Эстетику Нисида ставил выше всех других философских дисциплин, поскольку считал, что эстетический опыт является «чистым опытом», не подразумевающим разделения на субъект и объект, высшее и низшее, простое и сложное. Эстетический опыт стоит вне всяких различий и представляет собой мгновенный переход к трансценденции (в японской традиции – к Дао, или изначальной природе Будды).[198] С эстетическим опытом по значимости может сравниться лишь опыт религиозного мистицизма, «Чувство прекрасного, – писал Нисида, – это чувство "не-Я " (муга). Прекрасное, пробуждающее не-Я – это истина интуиции, которая выше истины разума. Вот почему красота так грандиозна: она может быть понята как единение с Великим Дао (не-Я) в результате отказа от мира различений; вот почему эстетика – явление того же порядка, что и религия. Они отличаются лишь областью ощущений: не-Я прекрасного – это моментальное, скоротечное не-Я, а не-Я религиозного – это вечное не-Я».[199]
Нисида Китаро считал, что интуиция не только лежит в основании истинного познания, но и составляет стержень творческой активности художника. Понятие интуиции было сформулировано Нисидой в работе «Изучение блага» (Дзэн-но кэнкю, 1911) и привлекло к себе внимание Накамуры Юдзиро, увидевшего тождественность этого понятия своему собственному. Что же понимал Нисида под «интуицией» и какую роль играло это понятие в его системе? Согласно свидетельству его ближайшего ученика и самого авторитетного комментатора Ниситани Кэйдзи (1900–1990), Нисида полагал, что «система мысли, выраженная понятиями, имеет истоки в неоформленном, бесформенном, которое не может быть облечено в понятия. Мы открываем его непосредственно в рамках нашего общего чувства, которое делает нас способными к самопознанию… Ориентиром в этом бесформенном служит общее чувство, которое Нисида называл интуицией».[200]
Таким образом, Нисида пытался с помощью интеллектуальных, дискурсивных средств объяснить фактически невыразимый с помощью этих средств характер истинно-сущего. На это истинно-сущее можно только указать, но описать его понятиями – нельзя. Его можно, говоря словами Нисиды, лишь «прочувствовать общим чувством». Действительно, в основании дальневосточной культуры лежит невербализуемое знание. Действуя в природном континууме, дальневосточный художник в своем непосредственном «аутопоэзисе» не просто создает некое произведение искусства, а одновременно познаёт и творит самого себя и окружающий его Универсум.

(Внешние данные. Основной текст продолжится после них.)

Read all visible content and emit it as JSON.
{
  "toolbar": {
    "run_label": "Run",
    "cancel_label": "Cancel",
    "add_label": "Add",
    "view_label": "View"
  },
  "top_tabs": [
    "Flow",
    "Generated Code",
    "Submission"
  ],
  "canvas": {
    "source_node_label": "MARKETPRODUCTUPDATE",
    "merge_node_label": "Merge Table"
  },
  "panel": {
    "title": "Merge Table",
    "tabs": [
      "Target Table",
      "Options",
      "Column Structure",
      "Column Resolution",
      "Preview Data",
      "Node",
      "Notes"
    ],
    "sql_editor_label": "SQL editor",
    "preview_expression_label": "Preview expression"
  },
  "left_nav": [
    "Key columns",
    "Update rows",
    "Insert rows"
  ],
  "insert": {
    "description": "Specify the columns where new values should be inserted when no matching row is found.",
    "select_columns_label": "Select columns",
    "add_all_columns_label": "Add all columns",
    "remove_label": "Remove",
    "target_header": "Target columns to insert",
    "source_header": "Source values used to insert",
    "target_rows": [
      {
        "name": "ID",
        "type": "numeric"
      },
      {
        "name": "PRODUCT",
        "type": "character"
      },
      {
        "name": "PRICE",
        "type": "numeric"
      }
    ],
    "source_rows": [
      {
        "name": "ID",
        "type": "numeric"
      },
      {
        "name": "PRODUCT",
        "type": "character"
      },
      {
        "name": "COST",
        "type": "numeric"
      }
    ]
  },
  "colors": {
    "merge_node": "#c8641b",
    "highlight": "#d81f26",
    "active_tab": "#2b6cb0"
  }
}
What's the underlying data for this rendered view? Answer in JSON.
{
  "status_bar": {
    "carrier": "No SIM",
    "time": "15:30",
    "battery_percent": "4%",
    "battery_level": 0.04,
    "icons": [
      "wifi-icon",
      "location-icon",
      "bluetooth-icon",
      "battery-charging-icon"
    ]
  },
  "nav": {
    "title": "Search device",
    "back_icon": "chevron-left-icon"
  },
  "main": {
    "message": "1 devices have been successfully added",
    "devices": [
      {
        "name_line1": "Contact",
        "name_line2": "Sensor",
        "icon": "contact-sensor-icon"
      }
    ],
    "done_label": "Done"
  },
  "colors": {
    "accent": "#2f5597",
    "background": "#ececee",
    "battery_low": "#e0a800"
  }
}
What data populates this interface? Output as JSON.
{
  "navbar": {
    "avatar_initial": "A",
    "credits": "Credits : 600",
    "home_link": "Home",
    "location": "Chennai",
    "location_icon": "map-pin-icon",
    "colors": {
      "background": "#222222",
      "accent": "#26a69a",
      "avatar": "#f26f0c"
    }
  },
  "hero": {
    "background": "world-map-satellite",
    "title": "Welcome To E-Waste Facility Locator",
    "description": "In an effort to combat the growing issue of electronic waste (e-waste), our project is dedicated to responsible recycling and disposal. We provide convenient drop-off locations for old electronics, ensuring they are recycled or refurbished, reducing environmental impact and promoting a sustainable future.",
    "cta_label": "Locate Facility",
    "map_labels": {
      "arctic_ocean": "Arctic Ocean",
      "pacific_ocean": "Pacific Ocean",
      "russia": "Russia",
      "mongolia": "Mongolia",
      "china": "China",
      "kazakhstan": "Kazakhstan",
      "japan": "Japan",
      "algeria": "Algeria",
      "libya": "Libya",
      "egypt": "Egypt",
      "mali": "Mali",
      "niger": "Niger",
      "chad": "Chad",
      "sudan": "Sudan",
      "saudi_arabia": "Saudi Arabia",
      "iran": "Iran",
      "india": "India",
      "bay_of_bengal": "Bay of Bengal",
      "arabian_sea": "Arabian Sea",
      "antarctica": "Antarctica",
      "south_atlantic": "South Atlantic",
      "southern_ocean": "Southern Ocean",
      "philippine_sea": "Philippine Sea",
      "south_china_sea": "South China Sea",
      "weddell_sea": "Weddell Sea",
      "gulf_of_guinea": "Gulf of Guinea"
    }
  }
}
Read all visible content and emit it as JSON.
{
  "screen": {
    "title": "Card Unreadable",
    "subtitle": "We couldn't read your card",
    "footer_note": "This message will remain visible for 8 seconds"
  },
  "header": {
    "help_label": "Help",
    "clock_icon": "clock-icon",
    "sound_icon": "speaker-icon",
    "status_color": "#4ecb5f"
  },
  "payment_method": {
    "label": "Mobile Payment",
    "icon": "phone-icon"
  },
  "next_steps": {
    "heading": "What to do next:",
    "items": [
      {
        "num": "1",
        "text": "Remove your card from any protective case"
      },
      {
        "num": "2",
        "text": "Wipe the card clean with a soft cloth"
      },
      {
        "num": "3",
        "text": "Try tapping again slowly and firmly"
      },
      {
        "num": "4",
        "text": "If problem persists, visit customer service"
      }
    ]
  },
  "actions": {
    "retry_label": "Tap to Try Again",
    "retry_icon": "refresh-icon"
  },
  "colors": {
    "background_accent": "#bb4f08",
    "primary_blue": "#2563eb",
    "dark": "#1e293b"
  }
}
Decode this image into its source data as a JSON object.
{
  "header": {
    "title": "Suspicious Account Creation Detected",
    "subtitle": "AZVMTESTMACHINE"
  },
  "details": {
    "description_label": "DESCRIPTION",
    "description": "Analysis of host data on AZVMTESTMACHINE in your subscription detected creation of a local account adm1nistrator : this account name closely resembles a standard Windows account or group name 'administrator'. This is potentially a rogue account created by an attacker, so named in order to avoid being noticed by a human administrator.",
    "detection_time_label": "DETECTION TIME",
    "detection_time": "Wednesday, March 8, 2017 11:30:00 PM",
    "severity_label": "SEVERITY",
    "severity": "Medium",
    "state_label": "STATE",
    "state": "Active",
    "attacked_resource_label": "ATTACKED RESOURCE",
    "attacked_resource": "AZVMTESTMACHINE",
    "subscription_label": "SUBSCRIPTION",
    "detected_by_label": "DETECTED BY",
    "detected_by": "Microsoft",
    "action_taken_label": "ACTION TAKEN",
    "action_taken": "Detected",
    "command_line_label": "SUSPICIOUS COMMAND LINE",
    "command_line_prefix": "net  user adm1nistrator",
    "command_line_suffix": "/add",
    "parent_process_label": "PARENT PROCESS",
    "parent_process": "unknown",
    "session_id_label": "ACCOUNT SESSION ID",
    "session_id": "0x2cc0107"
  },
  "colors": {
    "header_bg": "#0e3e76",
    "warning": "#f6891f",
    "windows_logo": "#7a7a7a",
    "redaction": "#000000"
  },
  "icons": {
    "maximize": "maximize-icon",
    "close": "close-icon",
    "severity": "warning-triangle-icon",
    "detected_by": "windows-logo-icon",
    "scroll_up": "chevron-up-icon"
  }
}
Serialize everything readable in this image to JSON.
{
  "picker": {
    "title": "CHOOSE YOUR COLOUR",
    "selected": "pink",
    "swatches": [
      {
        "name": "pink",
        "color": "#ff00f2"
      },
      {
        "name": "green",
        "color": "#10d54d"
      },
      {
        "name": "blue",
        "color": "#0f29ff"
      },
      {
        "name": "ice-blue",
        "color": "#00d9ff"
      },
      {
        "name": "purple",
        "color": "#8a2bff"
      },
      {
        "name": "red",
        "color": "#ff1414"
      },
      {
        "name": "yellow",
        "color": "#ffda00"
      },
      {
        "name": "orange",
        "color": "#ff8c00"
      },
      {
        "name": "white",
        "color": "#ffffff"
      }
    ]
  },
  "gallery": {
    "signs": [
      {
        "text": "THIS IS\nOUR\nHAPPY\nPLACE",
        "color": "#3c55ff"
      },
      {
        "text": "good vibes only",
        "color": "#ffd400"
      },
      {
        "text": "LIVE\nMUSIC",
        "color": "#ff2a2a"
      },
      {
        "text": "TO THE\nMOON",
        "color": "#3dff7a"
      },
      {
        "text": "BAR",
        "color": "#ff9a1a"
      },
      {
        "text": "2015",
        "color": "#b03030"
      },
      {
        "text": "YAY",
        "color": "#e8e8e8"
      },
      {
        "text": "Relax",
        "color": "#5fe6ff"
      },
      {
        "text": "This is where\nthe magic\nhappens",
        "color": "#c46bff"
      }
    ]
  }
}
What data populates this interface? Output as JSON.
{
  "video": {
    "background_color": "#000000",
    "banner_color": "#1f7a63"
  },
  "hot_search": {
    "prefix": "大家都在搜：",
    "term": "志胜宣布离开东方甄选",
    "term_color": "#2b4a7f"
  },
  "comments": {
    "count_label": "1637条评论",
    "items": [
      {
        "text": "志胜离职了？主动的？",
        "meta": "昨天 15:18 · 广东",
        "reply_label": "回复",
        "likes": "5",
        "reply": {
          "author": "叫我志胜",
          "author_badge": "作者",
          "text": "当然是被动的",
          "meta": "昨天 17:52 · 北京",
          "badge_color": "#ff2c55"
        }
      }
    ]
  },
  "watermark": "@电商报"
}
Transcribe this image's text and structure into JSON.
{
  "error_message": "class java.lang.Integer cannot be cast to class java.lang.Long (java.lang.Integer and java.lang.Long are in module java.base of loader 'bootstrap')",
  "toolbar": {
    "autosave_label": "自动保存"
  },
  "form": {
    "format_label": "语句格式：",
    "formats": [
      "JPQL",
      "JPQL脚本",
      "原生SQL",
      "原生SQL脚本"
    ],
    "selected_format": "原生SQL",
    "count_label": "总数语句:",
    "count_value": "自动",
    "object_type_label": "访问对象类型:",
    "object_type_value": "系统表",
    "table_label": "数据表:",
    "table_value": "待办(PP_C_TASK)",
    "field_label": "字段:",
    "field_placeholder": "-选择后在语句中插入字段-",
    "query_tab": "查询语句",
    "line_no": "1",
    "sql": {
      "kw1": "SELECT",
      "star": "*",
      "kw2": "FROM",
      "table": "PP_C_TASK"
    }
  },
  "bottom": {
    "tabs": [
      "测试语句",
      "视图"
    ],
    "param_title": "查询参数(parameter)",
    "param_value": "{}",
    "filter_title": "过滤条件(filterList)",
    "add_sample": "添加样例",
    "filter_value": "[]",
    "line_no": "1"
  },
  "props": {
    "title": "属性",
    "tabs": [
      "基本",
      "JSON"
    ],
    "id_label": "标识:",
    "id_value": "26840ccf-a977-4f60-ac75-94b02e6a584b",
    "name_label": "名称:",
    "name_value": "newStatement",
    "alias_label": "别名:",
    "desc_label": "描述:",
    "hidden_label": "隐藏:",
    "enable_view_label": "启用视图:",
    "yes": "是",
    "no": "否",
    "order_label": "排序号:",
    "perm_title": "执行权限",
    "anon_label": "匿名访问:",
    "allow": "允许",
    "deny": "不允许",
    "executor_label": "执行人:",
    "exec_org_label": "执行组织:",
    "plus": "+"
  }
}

Отметим в этой связи определённую перекличку восточной и западной духовных традиций, когда в XX в. европейская философская мысль в лице феноменологии и экзистенциализма обратила внимание на аналоговый аспект разума, подразумевающий, в частности, «буддийскую» погружённость человека как целостного ментально-телесного существа в мировой континуум. «В этом случае, – отмечает философ Л. Г. Пугачёва, – индивидуум получает доступ к знанию, связывающему его индивидуальное существование с онтологическим источником – природой, космосом, универсумом, абстрактным архэ, Богом, Дао, Брахманом и т. д., в зависимости от избираемой идеологии».[201] Именно это целостное знание лежит в основании понимания человеком себя и мира, именно оно является фундаментом дискурсивного знания, но не тождественно ему.